91. The method of claim 82, wherein the desired characteristic is the capacity of a protein encoded by a further sequence-recombined nucleic acid to bind to an antigen.

92. The method of claim 82, wherein the desired characteristic is suitability of a protein encoded by a further sequence-recombined nucleic acid as an agent for DNA-based vaccination.

93. A method of non-stochastically producing a library of chimeric nucleic acid molecules having an overall assembly order that is non-random comprising:(a) non-randomly generating a plurality of nucleic acid building blocks having mutually compatible ligatable ends; and(b) assembling the nucleic acid building blocks, such that a designed overall assembly order is achieved; whereby a set of progenitor templates can be shuffled to generate a library of progeny polynucleotide molecules and correspondingly encoded polypeptides, and whereby screening of the progeny polynucleotide library provides a means to identify a desirable species that have a desirable property.

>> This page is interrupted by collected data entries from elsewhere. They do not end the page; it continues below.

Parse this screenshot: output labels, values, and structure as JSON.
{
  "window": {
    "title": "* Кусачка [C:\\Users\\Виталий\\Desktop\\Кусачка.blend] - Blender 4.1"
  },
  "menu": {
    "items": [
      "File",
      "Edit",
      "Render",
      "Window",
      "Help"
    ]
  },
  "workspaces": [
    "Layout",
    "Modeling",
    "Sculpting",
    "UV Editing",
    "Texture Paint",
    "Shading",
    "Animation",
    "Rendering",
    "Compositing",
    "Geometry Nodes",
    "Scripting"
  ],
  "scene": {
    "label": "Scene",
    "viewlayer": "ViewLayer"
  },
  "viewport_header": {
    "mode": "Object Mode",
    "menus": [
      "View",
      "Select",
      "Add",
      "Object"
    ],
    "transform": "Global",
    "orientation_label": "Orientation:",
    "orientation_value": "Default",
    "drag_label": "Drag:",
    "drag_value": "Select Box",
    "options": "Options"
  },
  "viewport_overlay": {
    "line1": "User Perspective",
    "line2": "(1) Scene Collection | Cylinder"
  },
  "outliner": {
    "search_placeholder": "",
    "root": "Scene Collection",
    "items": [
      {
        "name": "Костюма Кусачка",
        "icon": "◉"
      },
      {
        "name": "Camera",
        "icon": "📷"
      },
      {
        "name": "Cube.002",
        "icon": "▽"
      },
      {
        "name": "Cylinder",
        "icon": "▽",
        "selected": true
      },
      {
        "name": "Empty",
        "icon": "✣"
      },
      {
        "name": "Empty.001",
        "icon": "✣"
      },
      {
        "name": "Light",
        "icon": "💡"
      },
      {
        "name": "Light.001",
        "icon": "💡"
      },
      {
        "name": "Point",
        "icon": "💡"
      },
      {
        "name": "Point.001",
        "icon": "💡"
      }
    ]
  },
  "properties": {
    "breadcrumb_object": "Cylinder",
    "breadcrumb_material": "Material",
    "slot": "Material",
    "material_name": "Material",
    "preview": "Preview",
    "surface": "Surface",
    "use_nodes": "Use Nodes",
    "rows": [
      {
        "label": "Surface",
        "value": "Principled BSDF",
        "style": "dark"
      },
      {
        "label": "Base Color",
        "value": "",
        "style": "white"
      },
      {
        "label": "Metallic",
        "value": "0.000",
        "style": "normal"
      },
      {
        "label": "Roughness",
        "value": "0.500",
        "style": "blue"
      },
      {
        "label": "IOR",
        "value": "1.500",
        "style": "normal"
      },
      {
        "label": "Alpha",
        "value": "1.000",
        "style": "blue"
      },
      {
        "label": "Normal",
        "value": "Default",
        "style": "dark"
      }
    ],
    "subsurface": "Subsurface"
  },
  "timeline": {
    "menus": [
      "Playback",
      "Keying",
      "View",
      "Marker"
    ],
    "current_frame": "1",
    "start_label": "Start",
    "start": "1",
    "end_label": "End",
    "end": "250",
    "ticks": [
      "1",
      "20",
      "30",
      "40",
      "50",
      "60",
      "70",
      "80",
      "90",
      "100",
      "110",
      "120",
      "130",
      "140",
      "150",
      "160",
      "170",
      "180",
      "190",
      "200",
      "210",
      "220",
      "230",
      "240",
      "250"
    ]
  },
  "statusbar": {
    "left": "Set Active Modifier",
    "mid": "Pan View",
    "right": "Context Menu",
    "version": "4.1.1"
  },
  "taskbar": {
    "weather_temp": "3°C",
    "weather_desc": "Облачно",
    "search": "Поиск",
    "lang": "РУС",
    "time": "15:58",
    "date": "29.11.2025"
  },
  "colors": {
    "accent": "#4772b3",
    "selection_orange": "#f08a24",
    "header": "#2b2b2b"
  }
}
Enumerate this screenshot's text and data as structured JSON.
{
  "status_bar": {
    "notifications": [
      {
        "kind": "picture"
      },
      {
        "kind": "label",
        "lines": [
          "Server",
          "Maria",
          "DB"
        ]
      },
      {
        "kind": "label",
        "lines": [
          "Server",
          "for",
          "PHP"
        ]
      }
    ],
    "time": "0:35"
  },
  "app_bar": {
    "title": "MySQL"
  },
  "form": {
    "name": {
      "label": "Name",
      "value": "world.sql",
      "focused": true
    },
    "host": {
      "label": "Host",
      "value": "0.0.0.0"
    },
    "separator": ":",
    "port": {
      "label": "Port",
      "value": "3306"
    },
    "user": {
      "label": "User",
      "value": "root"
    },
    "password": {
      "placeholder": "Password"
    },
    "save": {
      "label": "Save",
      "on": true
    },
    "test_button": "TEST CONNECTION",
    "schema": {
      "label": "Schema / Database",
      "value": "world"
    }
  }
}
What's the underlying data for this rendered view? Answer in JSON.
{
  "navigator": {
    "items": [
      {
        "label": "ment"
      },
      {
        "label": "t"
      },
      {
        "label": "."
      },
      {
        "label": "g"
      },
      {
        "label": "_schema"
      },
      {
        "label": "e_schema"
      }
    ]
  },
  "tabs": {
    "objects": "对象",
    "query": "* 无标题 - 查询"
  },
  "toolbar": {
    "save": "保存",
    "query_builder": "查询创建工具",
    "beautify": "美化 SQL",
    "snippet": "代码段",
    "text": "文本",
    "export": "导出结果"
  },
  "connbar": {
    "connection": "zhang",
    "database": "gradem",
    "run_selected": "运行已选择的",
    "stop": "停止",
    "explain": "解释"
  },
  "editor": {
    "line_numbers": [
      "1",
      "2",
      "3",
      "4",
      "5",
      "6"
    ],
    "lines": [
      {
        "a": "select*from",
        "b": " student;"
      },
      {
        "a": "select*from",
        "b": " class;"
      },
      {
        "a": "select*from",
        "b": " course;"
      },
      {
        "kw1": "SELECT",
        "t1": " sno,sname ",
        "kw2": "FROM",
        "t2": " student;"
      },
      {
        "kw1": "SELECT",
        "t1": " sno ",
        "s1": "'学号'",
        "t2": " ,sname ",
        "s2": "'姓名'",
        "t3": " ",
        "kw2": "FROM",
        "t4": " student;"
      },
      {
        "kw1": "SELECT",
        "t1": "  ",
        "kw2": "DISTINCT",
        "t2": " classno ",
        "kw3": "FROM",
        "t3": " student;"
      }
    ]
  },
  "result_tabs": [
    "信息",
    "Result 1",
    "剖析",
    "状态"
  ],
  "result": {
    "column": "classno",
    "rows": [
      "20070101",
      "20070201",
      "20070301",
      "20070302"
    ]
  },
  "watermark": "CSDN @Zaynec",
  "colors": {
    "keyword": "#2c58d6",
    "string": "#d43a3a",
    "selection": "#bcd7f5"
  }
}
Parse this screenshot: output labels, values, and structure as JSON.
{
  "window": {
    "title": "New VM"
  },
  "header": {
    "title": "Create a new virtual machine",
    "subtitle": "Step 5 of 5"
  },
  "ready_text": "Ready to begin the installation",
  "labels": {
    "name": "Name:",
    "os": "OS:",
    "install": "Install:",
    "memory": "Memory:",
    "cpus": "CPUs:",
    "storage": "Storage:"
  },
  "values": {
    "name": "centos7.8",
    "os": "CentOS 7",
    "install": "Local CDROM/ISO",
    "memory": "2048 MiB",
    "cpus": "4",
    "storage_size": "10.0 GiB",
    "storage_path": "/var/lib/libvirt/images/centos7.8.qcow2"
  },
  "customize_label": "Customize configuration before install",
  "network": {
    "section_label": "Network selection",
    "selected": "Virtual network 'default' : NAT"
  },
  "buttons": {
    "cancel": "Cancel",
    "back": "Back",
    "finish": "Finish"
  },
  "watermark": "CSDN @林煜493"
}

94. A method of non-stochastically producing a library comprised of a defined number of groupings comprised of one or more groupings of chimeric nucleic acid molecules having an overall assembly order that is chosen by design, said method comprised of-(a) generating by design for each grouping a set of specific nucleic acid building blocks having serviceable mutually compatible ligatable ends, and (b) assembling these nucleic acid building blocks according to said groupings, such that a designed overall assembly order is achieved; whereby a set of progenitor templates can be shuffled to generate a library of progeny polynucleotide molecules and correspondingly encoded polypeptides, and whereby the expression screening of the progeny polynucleotide library provides a means to identify a desirable species that has a desirable property.